Su queste pagine ancora aperte dalla sofferenza e dal rancore, dopo cinquant’anni e a mezzo secolo dall’elezione della prima giunta regionale, sarebbe necessario aprire una grande discussione, con spirito laico, a cuore aperto e a mente libera da pregiudizi, opportunismi e da rigurgiti di rivalsa. Che coinvolga l’intera società civile, politica e culturale per tentare di superare definitivamente le ragioni di quei drammatici avvenimenti e tentare di ricucire una Calabria non più prigioniera della paura e delle barricate ideologiche, dietro cui, proprio i fatti di Reggio dimostrano che si annidano gli interessi più cupi dell’eversione e della cultura mafiosa più bieca e devastante.
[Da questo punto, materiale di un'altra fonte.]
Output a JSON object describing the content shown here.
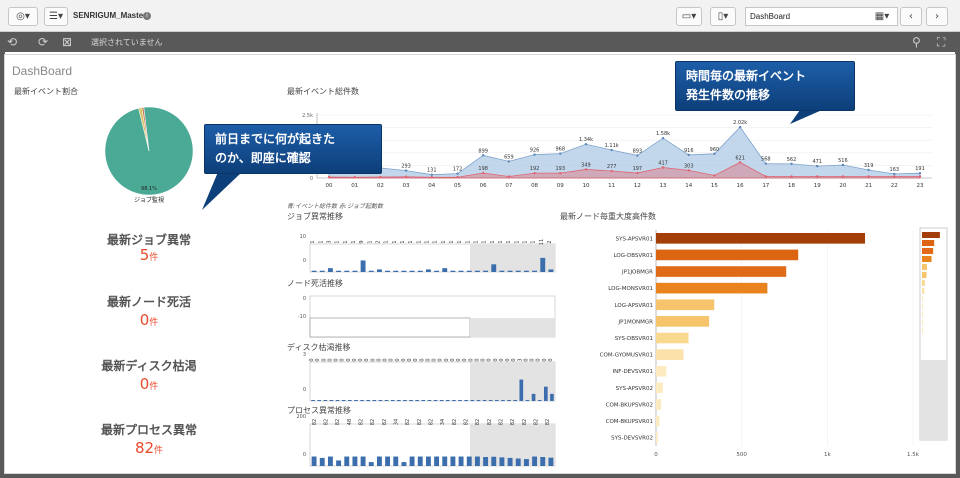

Occorre fare un salto di qualità nel costruire un’immagine diversa da quella che finora è presente nel racconto nazionale della Calabria. Credo che questa immagine vada ricostruita non solo attraverso le sue indiscusse e poco propagandate bellezze naturali, o attraverso le storie dei grandi personaggi e delle grandi figure dell’arte e della letteratura calabresi, che pure non appartengono ad una storia minore della cultura del nostro Paese, ma anche attraverso una rilettura delle pagine più amare della nostra storia recente. Per il peso che hanno avuto sul nostro presente e ancora di più potranno avere per la Calabria che vuole ripartire senza preconcetti, dopo 50 anni da quei tragici avvenimenti e dopo lo sconvolgimento globale della pandemia.
Perchè sulle barricate di Reggio sono cadute vite umane innocenti, ma anche pezzi importanti della democrazia di questo Paese e, quindi, della nostra libertà.